A escritora maranhense Maria Firmina dos Reis (1825-1911), mulata, nascida em São Luís, capital da então província do Maranhão, filha bastarda de um escravo (João Pedro Esteves) com Leonor Felipe dos Reis (branca, provavelmente filha do senhor de Esteves), ainda criança mudou-se para a casa de uma tia materna, em Guimarães, aspecto fundamental para a sua formação elementar.
Já adulta, aos 22 anos, Maria Firmina foi aprovada em um concurso público para lecionar em uma escola de primeiras letras em Guimarães, função que ocuparia até o início de 1880, ano em que se aposentou. O magistério era um atributo feminino, por a escola primaria ser entendida na época como uma extensão do ambiente familiar, e, portanto, onde a mulher também exerceria sua “vocação” até casar-se, contudo, Maria Firmina nunca se casou.
Após sua aposentadoria, abre uma escola mista, para meninos e meninas pobres, causando escândalo, pois o “normal” no século XIX eram escolas separadas, uma vez que a educação era elitista, e meninas poderiam, no máximo, alfabetizar-se e aprender coisas úteis ao trabalho doméstico e à maternidade; em geral parariam os estudos por aí, enquanto os meninos, se a família tivesse posses, prosseguiriam seus estudos na Europa ou nas faculdades de direito, engenharia e medicina dos grandes centros brasileiros. Por causar escândalo aos padrões da época, a escola foi rapidamente fechada.

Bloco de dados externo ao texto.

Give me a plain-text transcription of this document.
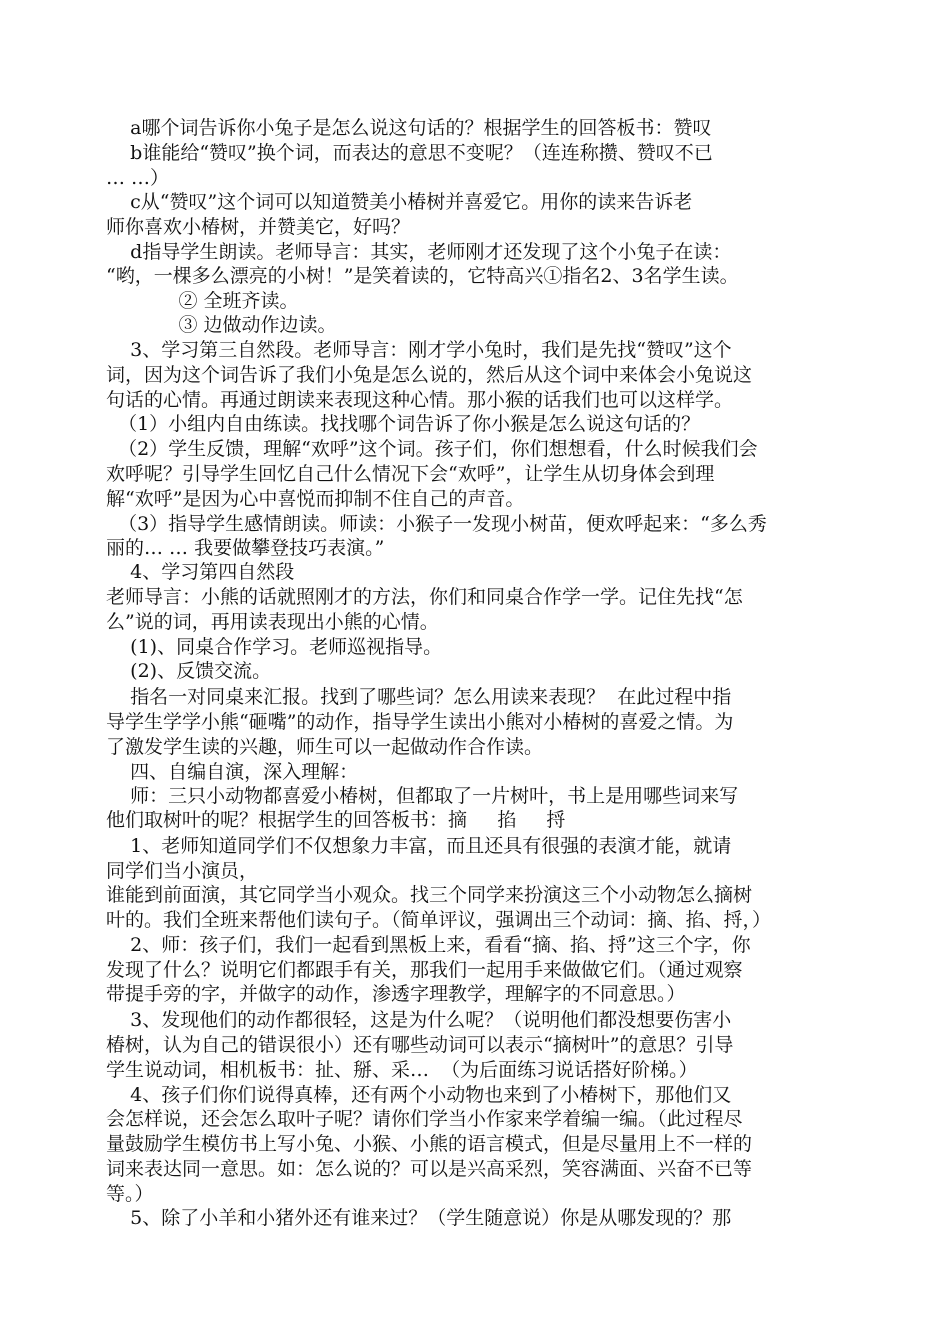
a哪个词告诉你小兔子是怎么说这句话的？根据学生的回答板书：赞叹
b谁能给“赞叹”换个词，而表达的意思不变呢？（连连称攒、赞叹不已
… …）
c从“赞叹”这个词可以知道赞美小椿树并喜爱它。用你的读来告诉老
师你喜欢小椿树，并赞美它，好吗？
d指导学生朗读。老师导言：其实，老师刚才还发现了这个小兔子在读：
“哟，一棵多么漂亮的小树！”是笑着读的，它特高兴①指名2、3名学生读。
② 全班齐读。
③ 边做动作边读。
3、学习第三自然段。老师导言：刚才学小兔时，我们是先找“赞叹”这个
词，因为这个词告诉了我们小兔是怎么说的，然后从这个词中来体会小兔说这
句话的心情。再通过朗读来表现这种心情。那小猴的话我们也可以这样学。
（1）小组内自由练读。找找哪个词告诉了你小猴是怎么说这句话的？
（2）学生反馈，理解“欢呼”这个词。孩子们，你们想想看，什么时候我们会
欢呼呢？引导学生回忆自己什么情况下会“欢呼”，让学生从切身体会到理
解“欢呼”是因为心中喜悦而抑制不住自己的声音。
（3）指导学生感情朗读。师读：小猴子一发现小树苗，便欢呼起来：“多么秀
丽的… … 我要做攀登技巧表演。”
4、学习第四自然段
老师导言：小熊的话就照刚才的方法，你们和同桌合作学一学。记住先找“怎
么”说的词，再用读表现出小熊的心情。
(1)、同桌合作学习。老师巡视指导。
(2)、反馈交流。
指名一对同桌来汇报。找到了哪些词？怎么用读来表现？  在此过程中指
导学生学学小熊“砸嘴”的动作，指导学生读出小熊对小椿树的喜爱之情。为
了激发学生读的兴趣，师生可以一起做动作合作读。
四、自编自演，深入理解：
师：三只小动物都喜爱小椿树，但都取了一片树叶，书上是用哪些词来写
他们取树叶的呢？根据学生的回答板书：摘     掐     捋
1、老师知道同学们不仅想象力丰富，而且还具有很强的表演才能，就请
同学们当小演员，
谁能到前面演，其它同学当小观众。找三个同学来扮演这三个小动物怎么摘树
叶的。我们全班来帮他们读句子。（简单评议，强调出三个动词：摘、掐、捋，）
2、师：孩子们，我们一起看到黑板上来，看看“摘、掐、捋”这三个字，你
发现了什么？说明它们都跟手有关，那我们一起用手来做做它们。（通过观察
带提手旁的字，并做字的动作，渗透字理教学，理解字的不同意思。）
3、发现他们的动作都很轻，这是为什么呢？（说明他们都没想要伤害小
椿树，认为自己的错误很小）还有哪些动词可以表示“摘树叶”的意思？引导
学生说动词，相机板书：扯、掰、采…  （为后面练习说话搭好阶梯。）
4、孩子们你们说得真棒，还有两个小动物也来到了小椿树下，那他们又
会怎样说，还会怎么取叶子呢？请你们学当小作家来学着编一编。（此过程尽
量鼓励学生模仿书上写小兔、小猴、小熊的语言模式，但是尽量用上不一样的
词来表达同一意思。如：怎么说的？可以是兴高采烈，笑容满面、兴奋不已等
等。）
5、除了小羊和小猪外还有谁来过？（学生随意说）你是从哪发现的？那
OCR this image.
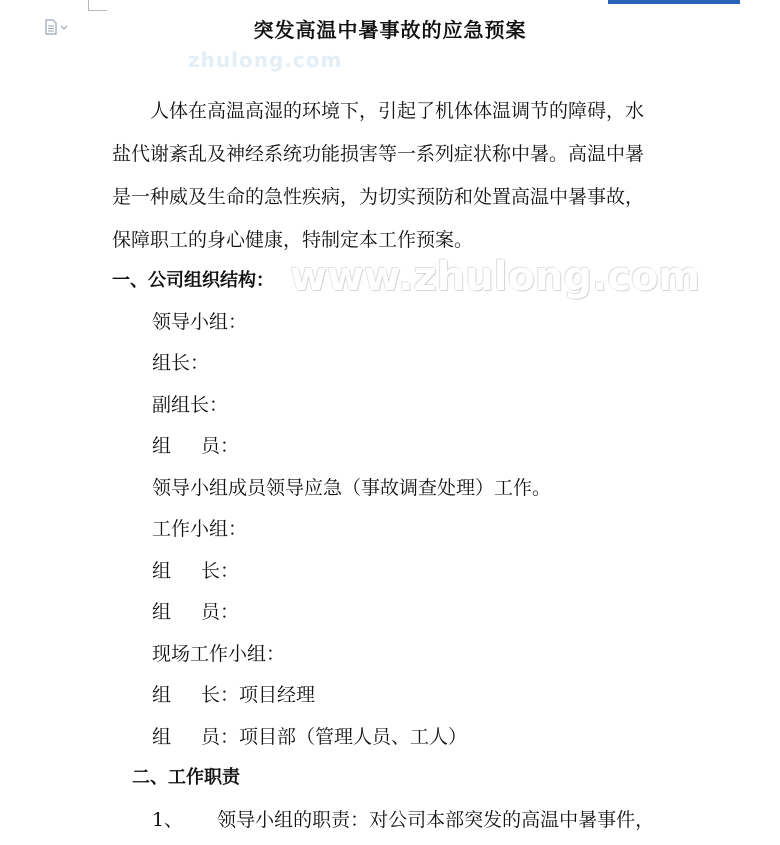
突发高温中暑事故的应急预案
zhulong.com
人体在高温高湿的环境下，引起了机体体温调节的障碍，水
盐代谢紊乱及神经系统功能损害等一系列症状称中暑。高温中暑
是一种威及生命的急性疾病，为切实预防和处置高温中暑事故，
保障职工的身心健康，特制定本工作预案。
一、公司组织结构： www.zhulong.com
领导小组：
组长：
副组长：
组 员：
领导小组成员领导应急（事故调查处理）工作。
工作小组：
组 长：
组 员：
现场工作小组：
组 长：项目经理
组 员：项目部（管理人员、工人）
二、工作职责
1、 领导小组的职责：对公司本部突发的高温中暑事件，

Em um contexto em que poucas mulheres escreviam, por estarem estigmatizadas pela estrutura patriarcal, que atribuía a elas uma “vocação” aos cuidados do lar e naturalizava a obrigação feminina de obediência irrestrita ao marido, o provedor do lar e chefe da família, poucas mulheres publicavam e, quando tinham algum espaço, o perfil destas era, necessariamente, mulheres brancas e de elite que escreviam sobre culinária, e, ainda mais raramente, poemas e contos, nesse caso, geralmente valendo-se de pseudônimos masculinos.

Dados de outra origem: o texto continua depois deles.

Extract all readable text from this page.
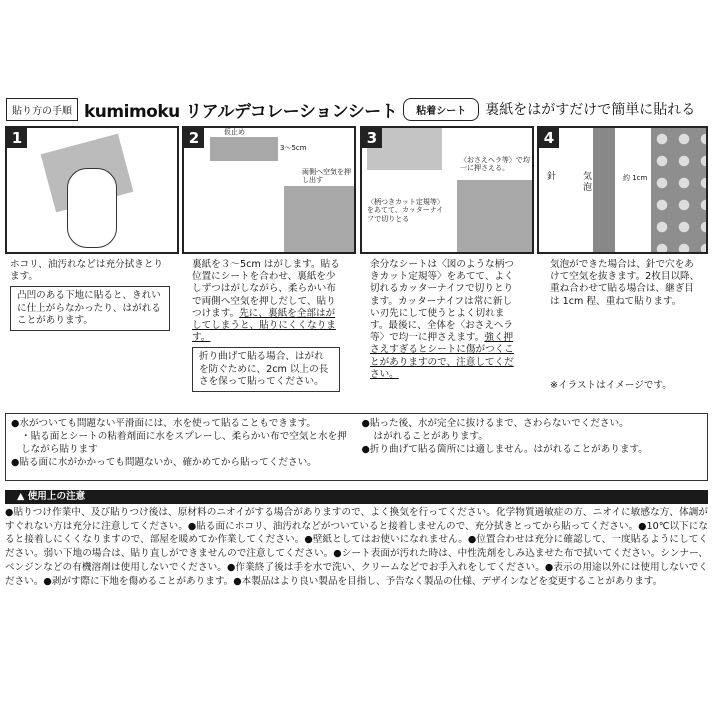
貼り方の手順 kumimoku リアルデコレーションシート	粘着シート	裏紙をはがすだけで簡単に貼れる
1	2	仮止め
3～5cm
両側へ空気を押し出す
3
〈おさえヘラ等〉で均一に押さえる。
〈柄つきカット定規等〉をあてて、カッターナイフで切りとる
4
針	気泡
約 1cm
ホコリ、油汚れなどは充分拭きとります。
凸凹のある下地に貼ると、きれいに仕上がらなかったり、はがれることがあります。
裏紙を３～5cm はがします。貼る位置にシートを合わせ、裏紙を少しずつはがしながら、柔らかい布で両側へ空気を押しだして、貼りつけます。先に、裏紙を全部はがしてしまうと、貼りにくくなります。
折り曲げて貼る場合、はがれを防ぐために、2cm 以上の長さを保って貼ってください。
余分なシートは〈図のような柄つきカット定規等〉をあてて、よく切れるカッターナイフで切りとります。カッターナイフは常に新しい刃先にして使うとよく切れます。最後に、全体を〈おさえヘラ等〉で均一に押さえます。強く押さえすぎるとシートに傷がつくことがありますので、注意してください。
気泡ができた場合は、針で穴をあけて空気を抜きます。2枚目以降、重ね合わせて貼る場合は、継ぎ目は 1cm 程、重ねて貼ります。
※イラストはイメージです。
●水がついても問題ない平滑面には、水を使って貼ることもできます。
・貼る面とシートの粘着剤面に水をスプレーし、柔らかい布で空気と水を押しながら貼ります
●貼る面に水がかかっても問題ないか、確かめてから貼ってください。
●貼った後、水が完全に抜けるまで、さわらないでください。
はがれることがあります。
●折り曲げて貼る箇所には適しません。はがれることがあります。
▲ 使用上の注意
●貼りつけ作業中、及び貼りつけ後は、原材料のニオイがする場合がありますので、よく換気を行ってください。化学物質過敏症の方、ニオイに敏感な方、体調がすぐれない方は充分に注意してください。●貼る面にホコリ、油汚れなどがついていると接着しませんので、充分拭きとってから貼ってください。●10℃以下になると接着しにくくなりますので、部屋を暖めてか作業してください。●壁紙としてはお使いになれません。●位置合わせは充分に確認して、一度貼るようにしてください。弱い下地の場合は、貼り直しができませんので注意してください。●シート表面が汚れた時は、中性洗剤をしみ込ませた布で拭いてください。シンナー、ベンジンなどの有機溶剤は使用しないでください。●作業終了後は手を水で洗い、クリームなどでお手入れをしてください。●表示の用途以外には使用しないでください。●剥がす際に下地を傷めることがあります。●本製品はより良い製品を目指し、予告なく製品の仕様、デザインなどを変更することがあります。
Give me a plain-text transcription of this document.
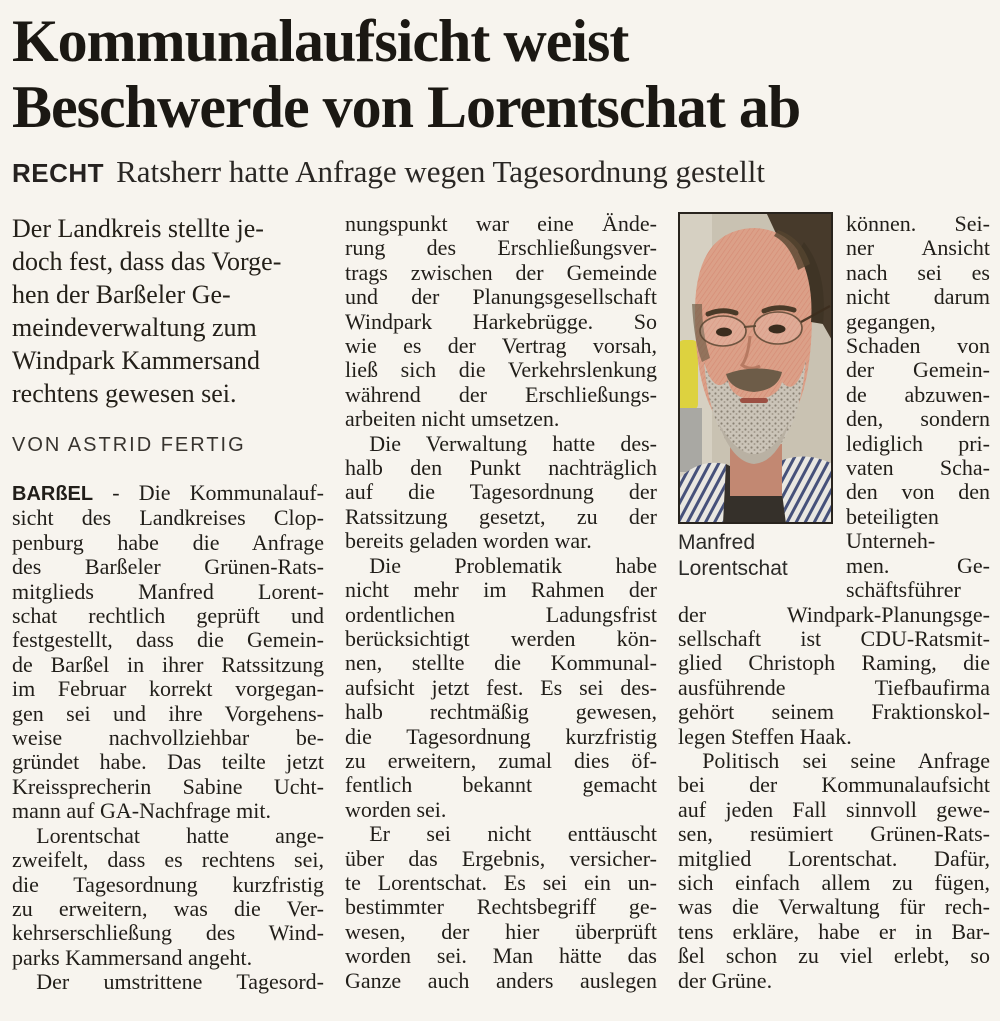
Kommunalaufsicht weist
Beschwerde von Lorentschat ab
RECHT Ratsherr hatte Anfrage wegen Tagesordnung gestellt
Der Landkreis stellte je-
doch fest, dass das Vorge-
hen der Barßeler Ge-
meindeverwaltung zum
Windpark Kammersand
rechtens gewesen sei.
VON ASTRID FERTIG
BARßEL - Die Kommunalauf-
sicht des Landkreises Clop-
penburg habe die Anfrage
des Barßeler Grünen-Rats-
mitglieds Manfred Lorent-
schat rechtlich geprüft und
festgestellt, dass die Gemein-
de Barßel in ihrer Ratssitzung
im Februar korrekt vorgegan-
gen sei und ihre Vorgehens-
weise nachvollziehbar be-
gründet habe. Das teilte jetzt
Kreissprecherin Sabine Ucht-
mann auf GA-Nachfrage mit.
Lorentschat hatte ange-
zweifelt, dass es rechtens sei,
die Tagesordnung kurzfristig
zu erweitern, was die Ver-
kehrserschließung des Wind-
parks Kammersand angeht.
Der umstrittene Tagesord-
nungspunkt war eine Ände-
rung des Erschließungsver-
trags zwischen der Gemeinde
und der Planungsgesellschaft
Windpark Harkebrügge. So
wie es der Vertrag vorsah,
ließ sich die Verkehrslenkung
während der Erschließungs-
arbeiten nicht umsetzen.
Die Verwaltung hatte des-
halb den Punkt nachträglich
auf die Tagesordnung der
Ratssitzung gesetzt, zu der
bereits geladen worden war.
Die Problematik habe
nicht mehr im Rahmen der
ordentlichen Ladungsfrist
berücksichtigt werden kön-
nen, stellte die Kommunal-
aufsicht jetzt fest. Es sei des-
halb rechtmäßig gewesen,
die Tagesordnung kurzfristig
zu erweitern, zumal dies öf-
fentlich bekannt gemacht
worden sei.
Er sei nicht enttäuscht
über das Ergebnis, versicher-
te Lorentschat. Es sei ein un-
bestimmter Rechtsbegriff ge-
wesen, der hier überprüft
worden sei. Man hätte das
Ganze auch anders auslegen
Manfred
Lorentschat
können. Sei-
ner Ansicht
nach sei es
nicht darum
gegangen,
Schaden von
der Gemein-
de abzuwen-
den, sondern
lediglich pri-
vaten Scha-
den von den
beteiligten
Unterneh-
men. Ge-
schäftsführer
der Windpark-Planungsge-
sellschaft ist CDU-Ratsmit-
glied Christoph Raming, die
ausführende Tiefbaufirma
gehört seinem Fraktionskol-
legen Steffen Haak.
Politisch sei seine Anfrage
bei der Kommunalaufsicht
auf jeden Fall sinnvoll gewe-
sen, resümiert Grünen-Rats-
mitglied Lorentschat. Dafür,
sich einfach allem zu fügen,
was die Verwaltung für rech-
tens erkläre, habe er in Bar-
ßel schon zu viel erlebt, so
der Grüne.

A autora, como tantas outras mulheres do século XIX, escondeu-se sob um pseudônimo, porém assumindo-se como mulher assina seus textos como “Uma maranhense”, mesmo codinome utilizado para assinar Úrsula, em 1859, tido como primeiro romance de autoria feminina e o primeiro a apresentar um discurso antiescravista na literatura brasileira
Enquanto mulher, a própria Maria Firmina reconhece a invisibilidade da mulher na sociedade patriarcal de sua época: “pouco vale este romance, porque escrito por uma mulher, e mulher brasileira, de educação acanhada e sem o trato e conversação dos homens ilustrados.” Temos, desse modo, dois aspectos muito relevantes para a análise deste romance: é de autoria de uma mulher negra e traz um discurso antiescravista até então inexistentes na literatura brasileira.
Outrossim, Úrsula é escrito ainda na fase nacionalista do Romantismo, que promoveu um apagamento do negro, visto socialmente como um mero objeto vivo de trabalho e não como um ser humano, e também onze anos antes do clássico Navio Negreiro, de Castro Alves (1869), ícone da Geração Condoreira, surgida no bojo da campanha abolicionista.
O romance, uma clássica estória de amor, não traz os negros como protagonistas, mas os traz como seres humanos, com dignidade e pensantes de sua condição. Na obra, há três personagens escravizados, sendo os principais Túlio e Suzana.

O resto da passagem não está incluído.